Now add in Russia’s support of al-Assad. Case in point: In September, a U.S.-Russian effort to broker a ceasefire collapsed amid mutual recrimination. And as a result, Assad’s forces backed by Russian air power launched an assault on rebel-held eastern Aleppo.
And it gets worse.
This October (2016) Russia sent more air defense missiles to Syria. Russian Defense Ministry spokesman Maj. Gen. Igor Konashenkov said, “a battery of the S-300 air defense missile systems had been deployed to Syria. The deployment adds more punch to the Russian military force in Syria. This force already includes long-range S-400 missile defense systems and an array of other surface-to-air missiles at the Hemeimeem air base in Syria’s coastal province of Latakia.”
The S-300 missile system is a sophisticated long-range system capable of striking enemy aircraft and cruise missiles up to 250 kilometers (155 miles) away.
The S-300 deployment announcement came just one day after the U.S. announced it was suspending direct diplomatic contacts with Russia. Washington’s decision followed the collapse of the Russia-U.S.-brokered cease-fire in Syria and the Syrian army’s onslaught on Aleppo backed by Russian warplanes.
Which makes our point: al-Assad was losing the ground war. But with the help of Russia and a combination of air and ground forces, Assad has turned the tides. If we stand any chance of “winning” we must go on the offensive.

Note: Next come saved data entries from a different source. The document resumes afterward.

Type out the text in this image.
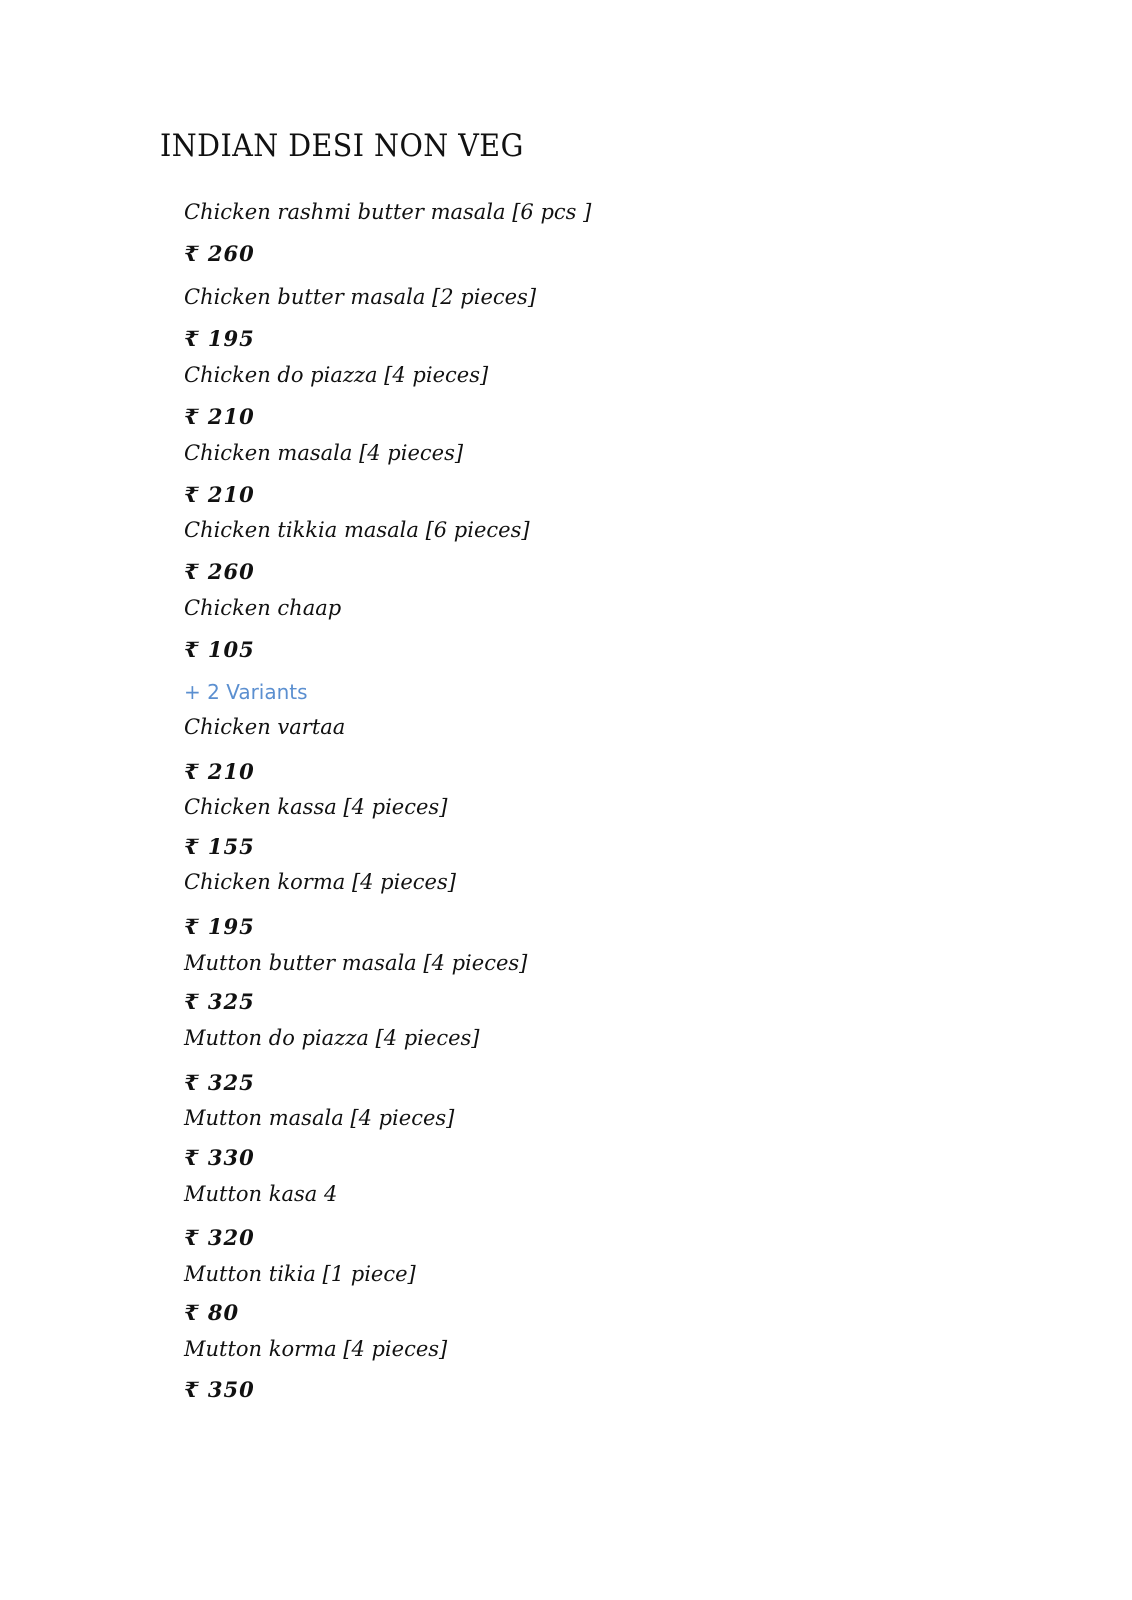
INDIAN DESI NON VEG

Chicken rashmi butter masala [6 pcs ]

₹ 260

Chicken butter masala [2 pieces]

₹ 195

Chicken do piazza [4 pieces]

₹ 210

Chicken masala [4 pieces]

₹ 210

Chicken tikkia masala [6 pieces]

₹ 260

Chicken chaap

₹ 105

+ 2 Variants

Chicken vartaa

₹ 210

Chicken kassa [4 pieces]

₹ 155

Chicken korma [4 pieces]

₹ 195

Mutton butter masala [4 pieces]

₹ 325

Mutton do piazza [4 pieces]

₹ 325

Mutton masala [4 pieces]

₹ 330

Mutton kasa 4

₹ 320

Mutton tikia [1 piece]

₹ 80

Mutton korma [4 pieces]

₹ 350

We also face another challenge, the specter of collateral damage. Whether we like it or not, our enemies will use the images of civilian collateral damage to their advantage. And lest we forget, our enemy has no compunction about hiding and taking shelter in schools, hospitals, and residential areas. Remember, it’s just not Assad were fighting in Syria, but ISIS as well.

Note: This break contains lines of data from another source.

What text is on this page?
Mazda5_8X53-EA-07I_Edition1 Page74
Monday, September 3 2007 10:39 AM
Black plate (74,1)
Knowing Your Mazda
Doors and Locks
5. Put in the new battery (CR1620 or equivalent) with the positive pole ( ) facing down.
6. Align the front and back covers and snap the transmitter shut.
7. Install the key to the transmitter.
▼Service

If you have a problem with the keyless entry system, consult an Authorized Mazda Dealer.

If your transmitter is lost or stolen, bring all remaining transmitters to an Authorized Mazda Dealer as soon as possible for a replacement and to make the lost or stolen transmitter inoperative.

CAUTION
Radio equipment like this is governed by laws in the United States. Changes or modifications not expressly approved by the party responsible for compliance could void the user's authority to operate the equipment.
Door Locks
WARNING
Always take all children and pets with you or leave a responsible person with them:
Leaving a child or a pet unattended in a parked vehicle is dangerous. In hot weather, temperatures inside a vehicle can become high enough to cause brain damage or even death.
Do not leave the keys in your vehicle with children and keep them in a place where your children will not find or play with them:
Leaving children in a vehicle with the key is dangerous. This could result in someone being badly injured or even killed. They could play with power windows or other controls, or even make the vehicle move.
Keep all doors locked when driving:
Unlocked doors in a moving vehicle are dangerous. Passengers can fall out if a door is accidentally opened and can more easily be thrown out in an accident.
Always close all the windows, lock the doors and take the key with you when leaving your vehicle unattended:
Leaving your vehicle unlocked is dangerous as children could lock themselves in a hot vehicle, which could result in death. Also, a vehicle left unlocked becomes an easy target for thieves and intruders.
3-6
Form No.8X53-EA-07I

Yet this administration believes “airstrikes” are the answer. Senator John McCain said it best when criticizing Obama on airstrikes in Iraq: (which bears a striking resemblance to the situation in Syria…almost prophetic.)
“Launching three strikes around a place where a horrible humanitarian crisis is taking place…is clearly very, very ineffective, to say the least,” Sen. John McCain, R-Ariz., told CNN. The president said he was acting to protect American personnel in the country and stave off a humanitarian crisis…
“That’s not a strategy. That’s not a policy. That is simply a very narrow and focused approach to a problem which is metastasizing as we speak.”
We have all heard it before; “those who do not study history are condemned to repeat it.” You would think this administration would have learned from its mistakes in Iraq. But instead, it seems this administration is hell bent on pursuing the same strategies that failed in Iraq against Syria.
That is why we need ground troops AND airstrikes. By placing our troops “in harms way,” we put Assad and Russia into a very difficult position. They will be forced into having to kill American troops. And that is not something the American people take lightly.
In short, Russia and Assad both know if American troops start dying, there will be hell to pay. Placing our troops in Syria (even if for just humanitarian reasons) will act as a deterrent. Assad and Russia both will have to think twice before mounting any type of offensive.
Bottom Line: airstrikes alone, without the support of ground troops, are ineffective. History has proven it. We are once again setting ourselves up for failure.
Rene C. Sotolongo is an OpsLens Contributor and a retired U.S. Navy Chief Petty Officer who served for over twenty years as an Information Systems official. Sotolongo also specialized in homeland security and counterterrorism.